Skandal w Görlitz zmusza nas do głębokiej refleksji nad stosunkami polsko-niemieckimi i stanowiskiem naszego rządu wobec Polonii w Niemczech. Na najwyższych szczeblach władzy wszystko jest w jak najlepszym porządku – są uściski dłoni, poklepywanie się po plecach, … buźka, klapa,goździk – jak w skeczach Pietrzaka, – wymiany wizyt, podpisywanie przeróżnych porozumień i oświadczeń, tak jak chociażby tego ostatniego z dnia 12 czerwca br., które brzmi bardzo górnolotnie: „Wspólne Oświadczenie Okrągłego Stołu w sprawie wspierania obywateli niemieckich polskiego pochodzenia i Polaków w Niemczech oraz niemieckiej mniejszości w Polsce, zgodnie z polsko-niemieckim Traktatem o dobrym sąsiedztwie i przyjaznej współpracy” – (pełen tekst porozumienia znajduje się na naszej internetowej stronie www.gazeta-info.pl), ale z którego bardzo mało, albo prawie nic nie wynika dla Polonii niemieckiej.
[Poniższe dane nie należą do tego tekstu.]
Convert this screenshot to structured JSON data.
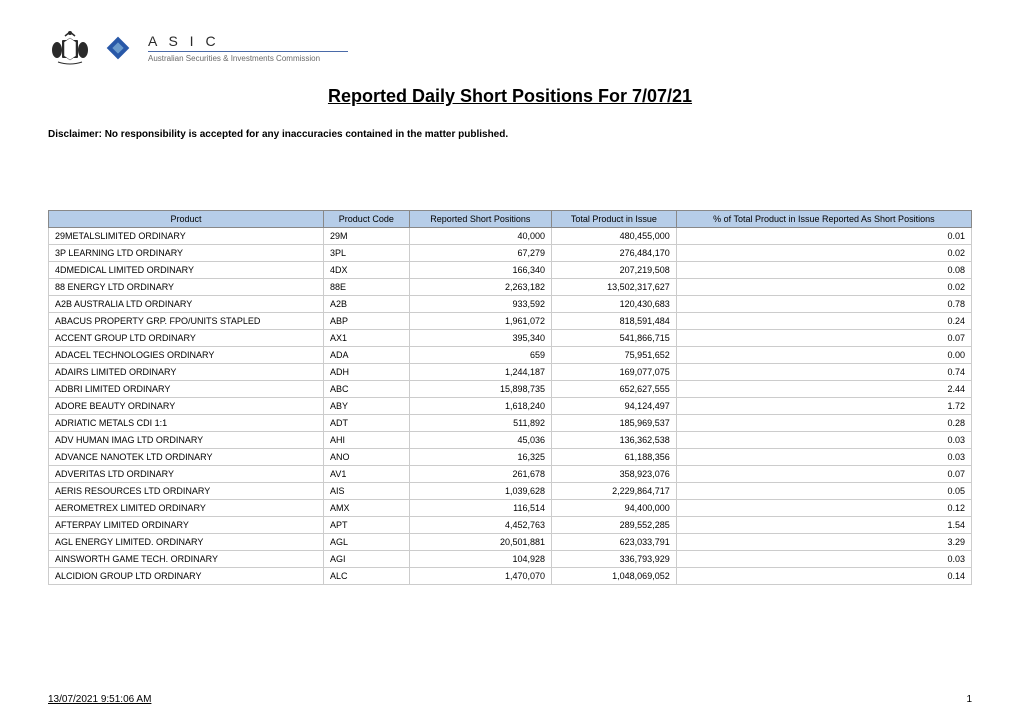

W Polsce mamy mniejszość niemiecką liczącą około 150 tysięcy osób, którą nie obowiązuje nawet 5 % limit do zdobycia miejsc w parlamencie, a w Niemczech mimo prawie 2 milionów osób polskiego pochodzenia nie ma mniejszości polskiej, a jedynie obywatele niemieccy polskiego pochodzenia i Polacy mieszkający na terenie Niemiec. W Polsce już od przynajmniej 20 lat istnieją szkoły z językiem niemieckim, jako językiem pomocniczym i 273 dodatkowe niemieckie nazwy dla miast, wsi i ich części, a strona niemiecka (obejmująca przedstawicieli landów i rządu federalnego) dopiero opracuje strategie nauczania języka polskiego, jako języka ojczystego. Może zamiast „opracowywać strategię” lepiej już od zaraz, w strefie przygranicznej, pozwolić polskim dzieciom uczęszczać do szkół w Polsce. Saksonia oficjalnie tego zabrania, czego najlepszym przykładem jest Schulamt w Görlitz, który nie uznaje szkół polskich. Dziecko chodzące do szkoły w Zgorzelcu, według nich – nie spełnia obowiązku szkolnego i podlega zabraniu przez Jugendamt (założony przez Hitlera) do rodziny niemieckiej. W tym miejscu przestrzegamy rodziców w Zgorzelcu wysyłających dzieci do szkół w Niemczech – Jugendamt czuwa! Ten sam Schulamt niemieckim uczniom chodzącym do polskich zawodówek nie robi żadnych trudności w spełnianiu w ten sposób obowiązku szkolnego.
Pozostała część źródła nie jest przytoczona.